Local and state officials are investigating ways to provide financial relief to those who face the added expense of a longer drive to and from work.
Moriah Supervisor Tom Scozzafava has suggested the money used to operate the Ticonderoga ferry - $17,000 a day - be used to mitigate the financial stress of the bridge closure. The Ti ferry closed Jan. 3 for the season.
"Whether it's a possibility, I don't know," Scozzafava said. "But it's worth exploring. I don't want to build up people's hopes."
New York State is already providing financial assistance to businesses impacted by the situation.
"I think it's fine that there is relief for businesses," Scozzafava said, "but a lot of individuals are suffering, too.

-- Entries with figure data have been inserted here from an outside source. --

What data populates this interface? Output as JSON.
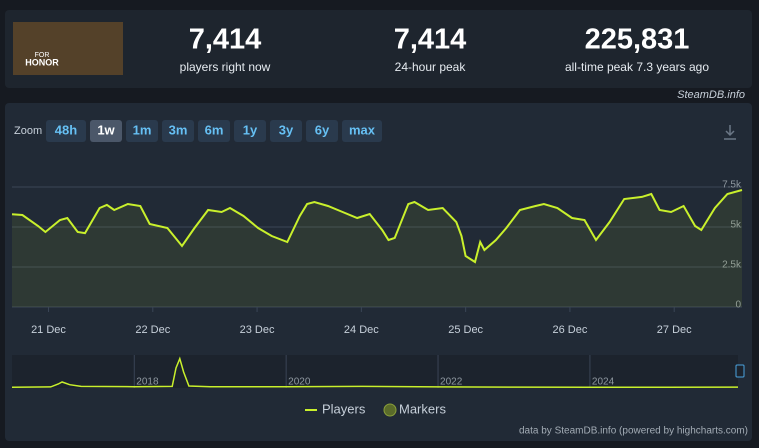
{
  "header": {
    "logo_text": [
      "FOR",
      "HONOR"
    ],
    "stats": [
      {
        "value": "7,414",
        "label": "players right now"
      },
      {
        "value": "7,414",
        "label": "24-hour peak"
      },
      {
        "value": "225,831",
        "label": "all-time peak 7.3 years ago"
      }
    ],
    "source": "SteamDB.info"
  },
  "zoom": {
    "label": "Zoom",
    "buttons": [
      "48h",
      "1w",
      "1m",
      "3m",
      "6m",
      "1y",
      "3y",
      "6y",
      "max"
    ],
    "active": 1
  },
  "chart_data": [
    {
      "type": "line",
      "x": [
        20.65,
        20.75,
        20.9,
        20.97,
        21.11,
        21.18,
        21.28,
        21.35,
        21.49,
        21.56,
        21.63,
        21.76,
        21.88,
        21.97,
        22.14,
        22.28,
        22.4,
        22.53,
        22.66,
        22.74,
        22.87,
        23.01,
        23.14,
        23.29,
        23.41,
        23.48,
        23.55,
        23.68,
        23.82,
        23.96,
        24.08,
        24.2,
        24.26,
        24.32,
        24.45,
        24.51,
        24.64,
        24.78,
        24.91,
        24.96,
        25.0,
        25.09,
        25.14,
        25.18,
        25.29,
        25.39,
        25.52,
        25.67,
        25.75,
        25.88,
        26.02,
        26.14,
        26.25,
        26.38,
        26.52,
        26.69,
        26.78,
        26.86,
        26.97,
        27.09,
        27.2,
        27.26,
        27.39,
        27.51,
        27.65
      ],
      "series": [
        {
          "name": "Players",
          "color": "#c9f02c",
          "values": [
            5800,
            5750,
            5060,
            4690,
            5440,
            5560,
            4690,
            4620,
            6190,
            6380,
            6060,
            6440,
            6310,
            5190,
            4940,
            3810,
            4940,
            6060,
            5940,
            6190,
            5690,
            4940,
            4440,
            4060,
            5690,
            6440,
            6560,
            6310,
            5940,
            5560,
            5810,
            4810,
            4190,
            4310,
            6440,
            6560,
            6060,
            6190,
            5310,
            4440,
            3190,
            2810,
            4060,
            3560,
            4190,
            4940,
            6060,
            6310,
            6440,
            6190,
            5560,
            5440,
            4190,
            5310,
            6750,
            6880,
            7060,
            6060,
            5940,
            6310,
            5060,
            4810,
            6190,
            7060,
            7310
          ]
        }
      ],
      "xlim": [
        20.65,
        27.65
      ],
      "xticks": [
        {
          "value": 21,
          "label": "21 Dec"
        },
        {
          "value": 22,
          "label": "22 Dec"
        },
        {
          "value": 23,
          "label": "23 Dec"
        },
        {
          "value": 24,
          "label": "24 Dec"
        },
        {
          "value": 25,
          "label": "25 Dec"
        },
        {
          "value": 26,
          "label": "26 Dec"
        },
        {
          "value": 27,
          "label": "27 Dec"
        }
      ],
      "ylim": [
        0,
        8000
      ],
      "yticks": [
        0,
        {
          "value": 2500,
          "label": "2.5k"
        },
        {
          "value": 5000,
          "label": "5k"
        },
        {
          "value": 7500,
          "label": "7.5k"
        }
      ],
      "grid": true,
      "markers_label": "Markers",
      "credit": "data by SteamDB.info (powered by highcharts.com)"
    },
    {
      "type": "line",
      "x": [
        2016.39,
        2016.9,
        2017.0,
        2017.05,
        2017.15,
        2017.3,
        2018.0,
        2018.5,
        2018.55,
        2018.6,
        2018.65,
        2018.72,
        2019.0,
        2020.0,
        2021.0,
        2022.0,
        2023.0,
        2024.0,
        2025.0,
        2025.95
      ],
      "values": [
        5000,
        8000,
        30000,
        45000,
        25000,
        12000,
        10000,
        12000,
        150000,
        220000,
        120000,
        15000,
        10000,
        9000,
        12000,
        8000,
        7000,
        6000,
        5000,
        7000
      ],
      "color": "#c9f02c",
      "xlim": [
        2016.39,
        2025.95
      ],
      "xticks": [
        2018,
        2020,
        2022,
        2024
      ],
      "ylim": [
        0,
        240000
      ]
    }
  ]
}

Some are spending an extra $200-$300 a week in extra gasoline and day care. They need help.
"For hundreds of people this is a daily nightmare," he added.
Scozzafava's proposal has the support of the Essex County Board of Supervisors.
"I am a proponent of this idea and hope that this a viable plan," Crown Point Supervisor Bethany Kosmider said. "Nancy Dougal of the Essex County Transportation Department is looking into reimbursement for commuters that have been disadvantaged by the closing of the Lake Champlain Bridge."
It's not as simple as moving the money from one account to another, Assemblywoman Teresa Sayward explained. The money used to operate the ferry was federal assistance and the federal government would have to approve any relief plan for individuals.
The federal government is now paying for bridge alternatives, such as the bus service now running from local communities to the Essex ferry.
"It's a very complex situation," Sayward said. "When we fix one part, we don't want to hurt another. More and more people are riding the bus, we don't want to take action that will hurt that effort."
Sayward is concerned the federal government could stop funding the bus service if it uses money to help individual motorists.
The bus service doesn't work for everyone, Sayward acknowledged. People working odd shifts, especially those at Porter Medical Center in Middlebury, aren't helped by the bus.
Sayward would like to see financial relief for a limited group - those with no alternatives but to drive themselves.
"I think we have a much better opportunity of making this work if we target a specific group," Sayward said.
Sayward said she is in daily contact of state Department of Transportation officials who are discussing individual financial relief with the federal government. If the federal money is available for individual assistance, she said, things will happen quickly.
"When we get the 'yes' word we're ready to go," Sayward said.
She credited Scozzafava with keeping the needs of commuters in the minds of state and federal officials.
"Tom's been a champion on this issue," she said.
At the same time Sayward said she and others are working to make certain a new ferry service near the site of the former bridge will be open by Jan. 31.
"That's what we need," the assemblywoman said. "Getting that ferry in place will solve a lot of problems."
The Lake Champlain Bridge was closed Oct. 16 when an inspection deemed it unsafe. There are plans for a new bridge, but that construction isn't expected to be complete until summer of 2011.
About 4,000 people a day used the old bridge, which was demolished Dec. 21.